Bon alors je me lance. J'espère avoir des regards extérieurs pour m'aider à avancer dans ce mix de tristesse et de culpabilité qui me tenaille.
Donc on va dire que je ne suis pas né sous la meilleure étoile. Enfant chétif, souvent malade, j'ai très vite commencé à craindre les autres et courir vers papa au moindre problème. Parents divorcés alors que j'étais petit. J'ai « techniquement » une mère, un beau-père et deux demi-soeurs en Espagne, mais nos échanges se limitent à quelques coups de téléphone par an et des cartes de voeux pour fêtes et anniversaires. Je suis resté avec papa qui m'a aussi servi un peu de maman. Plutôt doué intellectuellement, j'ai sauté quelques classes et donc me retrouvais en cours avec des élèves 2-3 ans plus âgés que moi. Craintif, très timide, pas à l'aise vis-à-vis des autres et en société, mal dans ma peau, le cocktail était réuni pour être l'intello seul dans son coin. Je n'ai jamais vraiment réussi à me faire des amis pendant toute ma scolarité et cela m'était un peu égal, car pour moi, mon seul ami était mon papa, seul son avis comptait (outre le mien). Papa m'a surprotégé. Il voulait savoir où j'allais, avec qui, à quelle heure j'allais rentrer etc. C'est pourquoi j'ai renoncé à aller aux fêtes étudiantes, car je savais qu'il allait être préoccupé à cause de la drogue, de l'alcool etc. J'ai fait de longues études terminées à 27 ans. Depuis 2 CDD puis rien depuis 3 ans. J'ai l'impression que mon manque d'assurance et de sociabilité, les recruteurs le reniflent à 10 km. Le courant ne passe pas avec les autres, c'est un fait. Je ne me sentais vraiment à l'aise, prêt à tout dire, qu'avec papa. Lui, ça l'inquiétait que je n'arrive pas à me faire une situation professionnelle stable. Il avait parfois du mal à comprendre cette timidité maladive et ce manque de confiance en moi qui me pourrit la vie depuis toujours. On s'est parfois engueulé, même fort, sur ces sujets. Il voulait que je soit plus fort dans la vie, plus assuré. Mon père n'était pas très câlins et embrassades, ni très expansif. Parfois, on passait des journées sans quasiment se parler ni se toucher, mais sa simple présence était rassurante, le simple fait de savoir que je pouvais aller vers lui en cas de besoin.
Mon père a vécu dans le style métro-boulot-dodo, c'était important pour lui. Je m'en veux de ne pas avoir réussi à me fondre dans ce moule, et de l'avoir rendu triste à ce sujet.
Je suis vraiment mal ces jours. On dirait que l'adrénaline, où tout simplement la volonté d'honorer mon papa une dernière fois m'a fait tenir le coup jusqu'à l'enterrement, mais depuis je flanche fort. Pour les autres, famille éloignée, amis de mon père, fini l'enterrement fini tout. Pour moi, ce n'est que le début d'un chemin dont je ne sais pas si et quand la noirceur va se dissiper un peu. A la maison, chaque objet me le rappelle, chaque objet est lié à un souvenir. Difficile de me changer les idées dans ces conditions. On me dit de faire des activités. Ma principale activité du week-end était d'aller au stade avec lui. On avait un abonnement de longue date pour le club de foot que l'on supportait. Depuis sa maladie et son décès, je ne suis pas retourné au stade. L'idée d'y retourner avec son siège vide à côté de moi me chamboule rien que d'y penser.

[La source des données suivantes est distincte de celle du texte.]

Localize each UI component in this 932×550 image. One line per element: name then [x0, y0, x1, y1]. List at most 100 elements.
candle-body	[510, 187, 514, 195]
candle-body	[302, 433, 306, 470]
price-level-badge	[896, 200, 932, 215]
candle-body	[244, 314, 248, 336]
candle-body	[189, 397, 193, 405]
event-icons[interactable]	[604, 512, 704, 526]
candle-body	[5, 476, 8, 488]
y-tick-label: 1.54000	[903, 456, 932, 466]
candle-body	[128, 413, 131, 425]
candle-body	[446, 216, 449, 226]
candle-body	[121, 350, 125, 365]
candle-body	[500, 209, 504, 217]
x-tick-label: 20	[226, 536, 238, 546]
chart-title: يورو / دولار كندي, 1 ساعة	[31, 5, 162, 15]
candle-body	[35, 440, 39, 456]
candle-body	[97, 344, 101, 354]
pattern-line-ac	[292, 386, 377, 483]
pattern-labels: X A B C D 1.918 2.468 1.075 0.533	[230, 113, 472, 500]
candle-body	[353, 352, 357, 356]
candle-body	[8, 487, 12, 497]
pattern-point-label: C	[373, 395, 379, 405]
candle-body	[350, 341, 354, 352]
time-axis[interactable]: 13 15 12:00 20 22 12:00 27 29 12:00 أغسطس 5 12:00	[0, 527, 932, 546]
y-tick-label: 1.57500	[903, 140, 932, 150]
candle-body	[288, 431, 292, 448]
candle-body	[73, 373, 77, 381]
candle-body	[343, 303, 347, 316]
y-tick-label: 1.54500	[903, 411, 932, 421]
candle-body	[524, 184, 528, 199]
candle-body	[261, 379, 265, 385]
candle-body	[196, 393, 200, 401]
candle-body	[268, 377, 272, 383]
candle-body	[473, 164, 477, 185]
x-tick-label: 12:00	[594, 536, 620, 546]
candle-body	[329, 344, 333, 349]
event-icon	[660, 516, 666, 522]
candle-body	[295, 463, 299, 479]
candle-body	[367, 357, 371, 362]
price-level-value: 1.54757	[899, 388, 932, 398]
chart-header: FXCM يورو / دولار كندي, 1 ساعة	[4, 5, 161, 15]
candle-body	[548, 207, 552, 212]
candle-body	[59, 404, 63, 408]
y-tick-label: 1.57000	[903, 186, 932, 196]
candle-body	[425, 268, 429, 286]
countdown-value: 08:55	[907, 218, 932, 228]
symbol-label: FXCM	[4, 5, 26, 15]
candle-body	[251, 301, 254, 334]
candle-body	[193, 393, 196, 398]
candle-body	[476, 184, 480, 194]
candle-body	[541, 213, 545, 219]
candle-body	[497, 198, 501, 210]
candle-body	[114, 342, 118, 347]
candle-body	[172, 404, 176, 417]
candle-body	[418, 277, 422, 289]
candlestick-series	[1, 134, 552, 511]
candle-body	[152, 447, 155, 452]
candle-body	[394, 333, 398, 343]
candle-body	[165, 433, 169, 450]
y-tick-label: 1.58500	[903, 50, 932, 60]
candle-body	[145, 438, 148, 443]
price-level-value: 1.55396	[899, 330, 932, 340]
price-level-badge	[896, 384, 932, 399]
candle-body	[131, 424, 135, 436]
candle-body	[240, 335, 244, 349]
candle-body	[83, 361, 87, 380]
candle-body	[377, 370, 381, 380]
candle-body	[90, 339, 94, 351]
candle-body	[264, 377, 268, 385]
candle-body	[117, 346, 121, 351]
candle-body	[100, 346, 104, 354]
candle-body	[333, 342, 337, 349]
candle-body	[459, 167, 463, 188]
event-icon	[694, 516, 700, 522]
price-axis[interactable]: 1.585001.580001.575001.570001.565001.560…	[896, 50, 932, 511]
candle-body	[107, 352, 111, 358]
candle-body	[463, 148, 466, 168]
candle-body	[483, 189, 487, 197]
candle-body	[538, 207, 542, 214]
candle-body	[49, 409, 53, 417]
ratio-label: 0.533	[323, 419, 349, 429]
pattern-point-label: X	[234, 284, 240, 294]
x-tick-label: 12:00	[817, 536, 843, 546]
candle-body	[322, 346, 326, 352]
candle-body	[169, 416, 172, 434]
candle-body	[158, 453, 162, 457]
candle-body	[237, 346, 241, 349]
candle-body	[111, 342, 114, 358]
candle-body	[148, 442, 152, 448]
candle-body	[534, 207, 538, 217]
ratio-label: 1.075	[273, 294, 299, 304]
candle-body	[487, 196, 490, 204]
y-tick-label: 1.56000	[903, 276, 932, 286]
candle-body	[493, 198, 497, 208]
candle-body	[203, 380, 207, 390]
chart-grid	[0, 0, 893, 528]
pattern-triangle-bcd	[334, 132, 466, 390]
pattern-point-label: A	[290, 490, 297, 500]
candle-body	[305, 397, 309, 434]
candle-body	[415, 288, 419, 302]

Bon, je vais me coucher, il est 3h du matin. Espérant de ne pas faire à nouveau des cauchemars où je revois papa perfusé de toutes parts en soins intensifs. Et me réveiller demain pour un nouveau jour sans toi papa. Un nouveau jour en mode survie comme je peux pour l'instant.
Cela me fait du bien de coucher tout ça en paroles. Merci à ceux qui ont lu et qui voudront répondre.